Besonders eindrucksvoll aber ist ihr Gesicht. Das findet wohl auch die Gemäldegalerie, denn es gehört zu den Handvoll Bildern, die man großformatig außen am Gebäude präsentiert.Ihr Gesicht ist außerordentlich symmetrisch, und trotz ihrer schiefen Körperhaltung absolut gerade. Und es ist ein Gesicht, das einen durch die Jahrhunderte anblickt, ein völlig modernes Gesicht. Merkwürdigerweise wird das in den Reproduktionen nicht so richtig deutlich. Es gibt häufiger Gemälde, bei denen bestimmte Aspekte nur dann sichtbar ist, wenn man das Original sieht. Klar, bei van Gogh sieht man, wie fingerdick das gemalt ist, weil Ölfarbe gerade im Angebot war. Aber zum Beispiel auch komplexere Wirkungen, wie zum Beispiel das Perspektivische in Vermeers Milchmädchen, das in der Reproduktion komplett verloren geht. Rembrandt (den ich nicht mag) ist heikel mit seinen ganzen Braunschwarz in Schwarzbraun-Tönen. Und bei den bunten Italienern wirken die Farben oft ganz anders. Jedenfalls funktioniert die Modernität des Magdalenengesichts am Bildschirm nicht so richtig.


Überraschend ist, wie jung diese Maria Magdalena ist. Das ist ein Mädchen, das vielleicht 16 oder 17 Jahre altist. Ich bin mir nicht sicher, ob das der Maler beabsichtigte oder es eine moderne Auslegung ist. Aber es ist eher ein Engelsgesichtchen denn eine vielgefahrene Sünderin. Wahrscheinlich gibt es in Modeblogs viele unbewußte Kopien dieses Gemälde, Mädchen vor dem Spiegel: ich und mein neues braunes Kleid von H&M und die neue Tagescreme aus dem Body Shop.

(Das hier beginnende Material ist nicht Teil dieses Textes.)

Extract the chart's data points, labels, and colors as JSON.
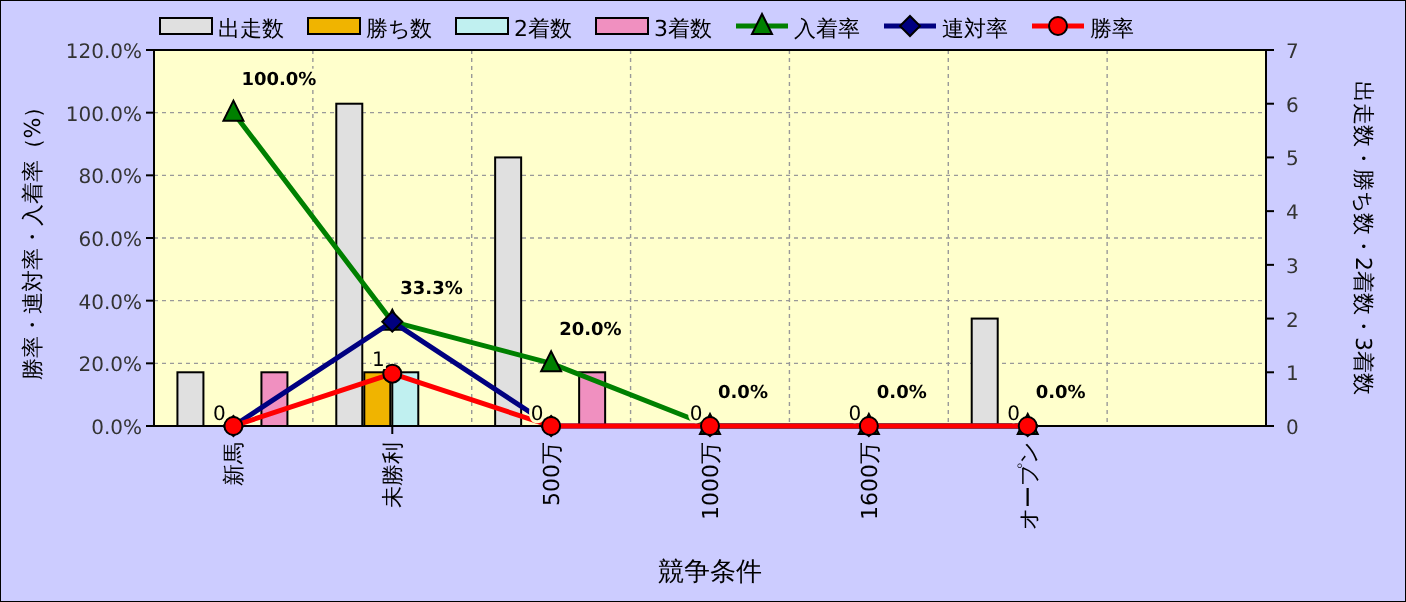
{
  "chart_data": {
    "type": "bar",
    "xlabel": "競争条件",
    "ylabel": "勝率・連対率・入着率（%）",
    "y2label": "出走数・勝ち数・2着数・3着数",
    "categories": [
      "新馬",
      "未勝利",
      "500万",
      "1000万",
      "1600万",
      "オープン",
      null
    ],
    "series": [
      {
        "name": "出走数",
        "axis": "y2",
        "color": "#e0e0e0",
        "values": [
          1,
          6,
          5,
          0,
          0,
          2,
          null
        ]
      },
      {
        "name": "勝ち数",
        "axis": "y2",
        "color": "#f0b400",
        "values": [
          0,
          1,
          0,
          0,
          0,
          0,
          null
        ],
        "value_labels": [
          "0",
          "1",
          "0",
          "0",
          "0",
          "0",
          null
        ]
      },
      {
        "name": "2着数",
        "axis": "y2",
        "color": "#c0f0f0",
        "values": [
          0,
          1,
          0,
          0,
          0,
          0,
          null
        ]
      },
      {
        "name": "3着数",
        "axis": "y2",
        "color": "#f090c0",
        "values": [
          1,
          0,
          1,
          0,
          0,
          0,
          null
        ]
      },
      {
        "name": "入着率",
        "type": "line",
        "axis": "y",
        "color": "#008000",
        "marker": "triangle",
        "values": [
          100,
          33.3,
          20,
          0,
          0,
          0,
          null
        ],
        "value_labels": [
          "100.0%",
          "33.3%",
          "20.0%",
          "0.0%",
          "0.0%",
          "0.0%",
          null
        ]
      },
      {
        "name": "連対率",
        "type": "line",
        "axis": "y",
        "color": "#000080",
        "marker": "diamond",
        "values": [
          0,
          33.3,
          0,
          0,
          0,
          0,
          null
        ]
      },
      {
        "name": "勝率",
        "type": "line",
        "axis": "y",
        "color": "#ff0000",
        "marker": "circle",
        "values": [
          0,
          16.7,
          0,
          0,
          0,
          0,
          null
        ]
      }
    ],
    "ylim": [
      0,
      120
    ],
    "yticks": [
      {
        "value": 0,
        "label": "0.0%"
      },
      {
        "value": 20,
        "label": "20.0%"
      },
      {
        "value": 40,
        "label": "40.0%"
      },
      {
        "value": 60,
        "label": "60.0%"
      },
      {
        "value": 80,
        "label": "80.0%"
      },
      {
        "value": 100,
        "label": "100.0%"
      },
      {
        "value": 120,
        "label": "120.0%"
      }
    ],
    "y2lim": [
      0,
      7
    ],
    "y2ticks": [
      0,
      1,
      2,
      3,
      4,
      5,
      6,
      7
    ],
    "grid": true,
    "legend": "top"
  }
}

Einzelabbildungen von Maria Magdalena neigen ohnehin, etwas aus der Spur zu liegen. Es gibt eine Maria Magdalena von Anthony Sandys von 1858, die eindeutig ein bekifftes Hippiemädchen zeigt.  Oder ein Exemplar von Tizian, nahezu zeitgleich zu unserer Mansi-Magdalena, ein dralles Weib, das sich selbst in ihre Locken einwickelt


Die schönste Maria Magdalena ist aber diese aus der Gemäldegalerie.